In varying degrees the bills would tell the government to recognize the people’s right to protect themselves by carrying a concealed handgun.
Whether highly restrictive, or completely permissive, the arguments raised against these bills are always the same. Critics tell us that we cannot allow just anybody to carry a gun.
“It’s our position that arming everybody is just not the solution,” said Illinois Council Against Handgun Violence spokesman Kirsten Curley. “If someone has a gun on them, the opportunity to escalate a situation into deadly violence is exacerbated.” (Springfield News Gazette Online, 2/11/01)
A spokesman for the Illinois Association of Chiefs of Police said it even more clearly: “We’re opposed to any concealed carry laws. Our big concern, of course, is the proliferation of handguns out there. That is a situation that we believe would not be safe for our police officers.”

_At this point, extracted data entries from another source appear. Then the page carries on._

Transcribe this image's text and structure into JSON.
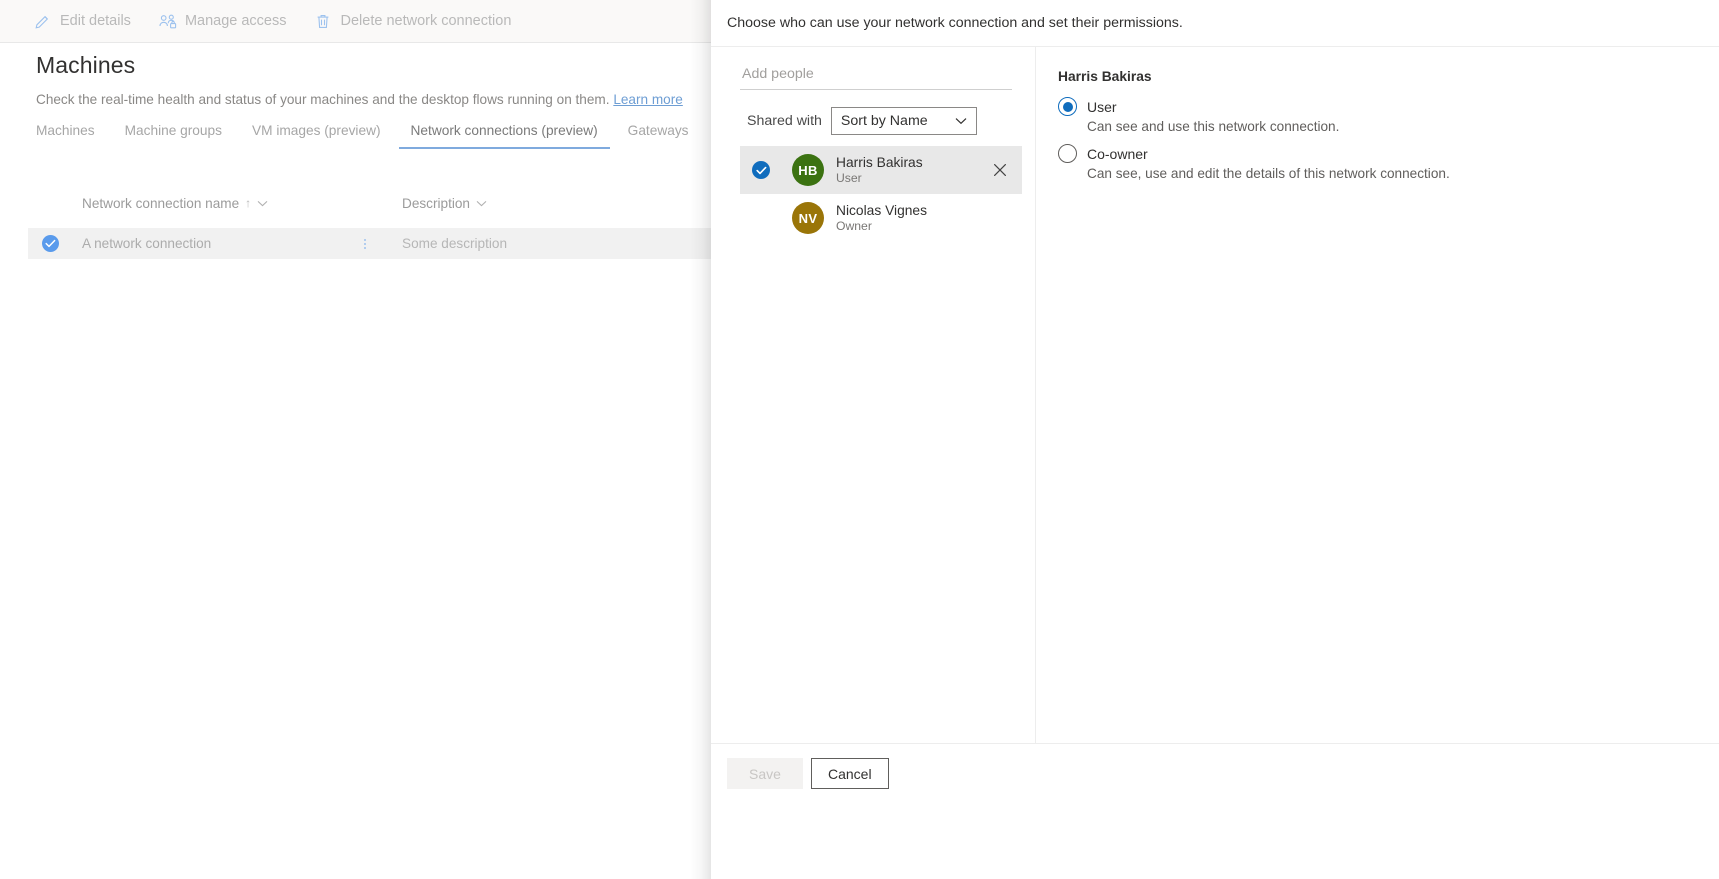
{
  "command_bar": {
    "buttons": [
      {
        "label": "Edit details",
        "icon": "pencil-icon"
      },
      {
        "label": "Manage access",
        "icon": "manage-access-icon"
      },
      {
        "label": "Delete network connection",
        "icon": "trash-icon"
      }
    ]
  },
  "page": {
    "title": "Machines",
    "subtitle": "Check the real-time health and status of your machines and the desktop flows running on them.",
    "learn_more": "Learn more"
  },
  "tabs": [
    {
      "label": "Machines",
      "active": false
    },
    {
      "label": "Machine groups",
      "active": false
    },
    {
      "label": "VM images (preview)",
      "active": false
    },
    {
      "label": "Network connections (preview)",
      "active": true
    },
    {
      "label": "Gateways",
      "active": false
    }
  ],
  "table": {
    "columns": [
      {
        "label": "Network connection name",
        "sort": "↑"
      },
      {
        "label": "Description",
        "sort": ""
      }
    ],
    "rows": [
      {
        "name": "A network connection",
        "description": "Some description",
        "selected": true
      }
    ]
  },
  "panel": {
    "header": "Choose who can use your network connection and set their permissions.",
    "add_people": {
      "placeholder": "Add people",
      "value": ""
    },
    "shared_with_label": "Shared with",
    "sort": {
      "selected": "Sort by Name",
      "options": [
        "Sort by Name"
      ]
    },
    "people": [
      {
        "name": "Harris Bakiras",
        "role": "User",
        "initials": "HB",
        "avatar_color": "#3b7211",
        "selected": true,
        "removable": true
      },
      {
        "name": "Nicolas Vignes",
        "role": "Owner",
        "initials": "NV",
        "avatar_color": "#9a7508",
        "selected": false,
        "removable": false
      }
    ],
    "permissions": {
      "title": "Harris Bakiras",
      "options": [
        {
          "label": "User",
          "description": "Can see and use this network connection.",
          "checked": true
        },
        {
          "label": "Co-owner",
          "description": "Can see, use and edit the details of this network connection.",
          "checked": false
        }
      ]
    },
    "footer": {
      "save_label": "Save",
      "save_disabled": true,
      "cancel_label": "Cancel"
    }
  },
  "colors": {
    "accent_blue": "#0f6cbd",
    "tab_underline": "#7faade",
    "row_selected_bg": "#f1f1f1",
    "person_selected_bg": "#e8e8e8"
  }
}
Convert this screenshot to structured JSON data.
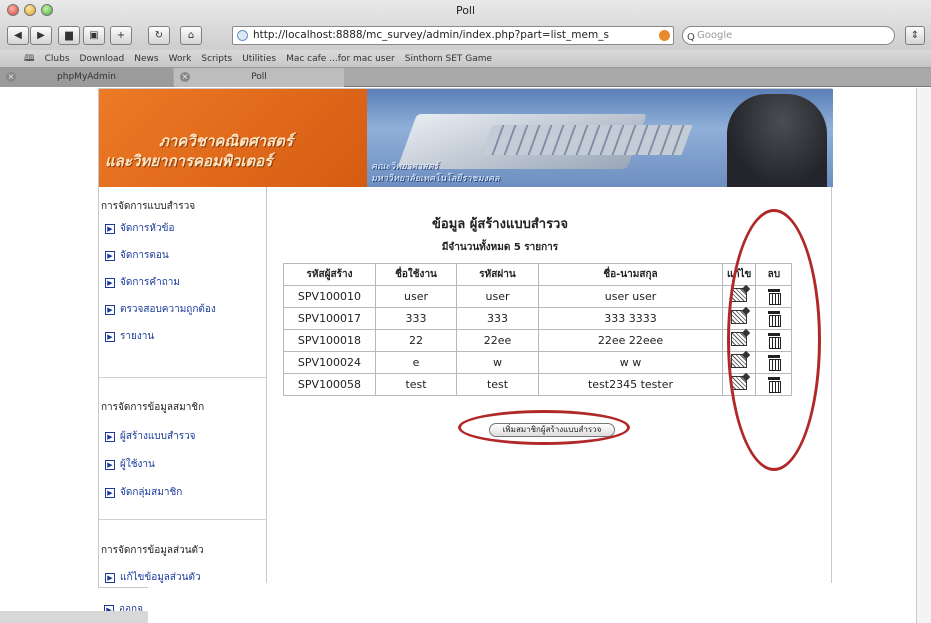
{
  "window": {
    "title": "Poll"
  },
  "toolbar": {
    "url": "http://localhost:8888/mc_survey/admin/index.php?part=list_mem_s",
    "search_placeholder": "Google"
  },
  "bookmarks": [
    "Clubs",
    "Download",
    "News",
    "Work",
    "Scripts",
    "Utilities",
    "Mac cafe ...for mac user",
    "Sinthorn SET Game"
  ],
  "tabs": [
    {
      "label": "phpMyAdmin"
    },
    {
      "label": "Poll"
    }
  ],
  "banner": {
    "title_line1": "ภาควิชาคณิตศาสตร์",
    "title_line2": "และวิทยาการคอมพิวเตอร์",
    "sub_line1": "คณะวิทยาศาสตร์",
    "sub_line2": "มหาวิทยาลัยเทคโนโลยีราชมงคล"
  },
  "sidebar": {
    "sections": [
      {
        "heading": "การจัดการแบบสำรวจ",
        "items": [
          "จัดการหัวข้อ",
          "จัดการตอน",
          "จัดการคำถาม",
          "ตรวจสอบความถูกต้อง",
          "รายงาน"
        ]
      },
      {
        "heading": "การจัดการข้อมูลสมาชิก",
        "items": [
          "ผู้สร้างแบบสำรวจ",
          "ผู้ใช้งาน",
          "จัดกลุ่มสมาชิก"
        ]
      },
      {
        "heading": "การจัดการข้อมูลส่วนตัว",
        "items": [
          "แก้ไขข้อมูลส่วนตัว",
          "ออกจ"
        ]
      }
    ]
  },
  "main": {
    "title": "ข้อมูล ผู้สร้างแบบสำรวจ",
    "count_text": "มีจำนวนทั้งหมด 5 รายการ",
    "columns": [
      "รหัสผู้สร้าง",
      "ชื่อใช้งาน",
      "รหัสผ่าน",
      "ชื่อ-นามสกุล",
      "แก้ไข",
      "ลบ"
    ],
    "rows": [
      [
        "SPV100010",
        "user",
        "user",
        "user  user"
      ],
      [
        "SPV100017",
        "333",
        "333",
        "333  3333"
      ],
      [
        "SPV100018",
        "22",
        "22ee",
        "22ee  22eee"
      ],
      [
        "SPV100024",
        "e",
        "w",
        "w  w"
      ],
      [
        "SPV100058",
        "test",
        "test",
        "test2345  tester"
      ]
    ],
    "add_button_label": "เพิ่มสมาชิกผู้สร้างแบบสำรวจ"
  },
  "colors": {
    "annotation_ring": "#b02828",
    "banner_orange": "#e46b1c",
    "link_blue": "#1a3a9a"
  }
}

Utah state Rep. Gary Cox (who is also a police officer in violation of Utah law against serving in two public offices simultaneously) opposes bills that would recognize the constitutional right of anyone in Utah to carry a concealed weapon. Rep. Cox wants a very restrictive law to permit only a few in Utah to climb over the barriers he would set in their way.
Rep. Cox can carry a concealed firearm off duty, but he can’t understand why anyone else would want to. He believes it would be too dangerous.
Let’s think about this. Since the criminals are already armed, these opponents of self defense are claiming that if the rest of us can pack a piece, we will also become criminals. Some people say that “Clothes make the man” but this takes that notion to a new extreme: “Guns make the criminal.”
In my debates with gun control advocates, I have learned that many of them confuse self defense with vigilantism. They actually think that self defense is taking the law in our own hands. In other words, they think that self defense is illegitimate.
The experience of states with permissive concealed carry laws leads to only one conclusion: the more citizens have the opportunity to arm themselves, the lower is the violent crime rate in that jurisdiction.
Vermont is the ultimate test of freedom. In that state, anybody can carry a concealed weapon as a matter of right. That means there are no permits or licenses for those who carry concealed firearms. Vermont’s murder rate is consistently at or near the bottom of the fifty states every year.
Since we can’t all live in Vermont, let’s bring Vermont’s wisdom to where we live.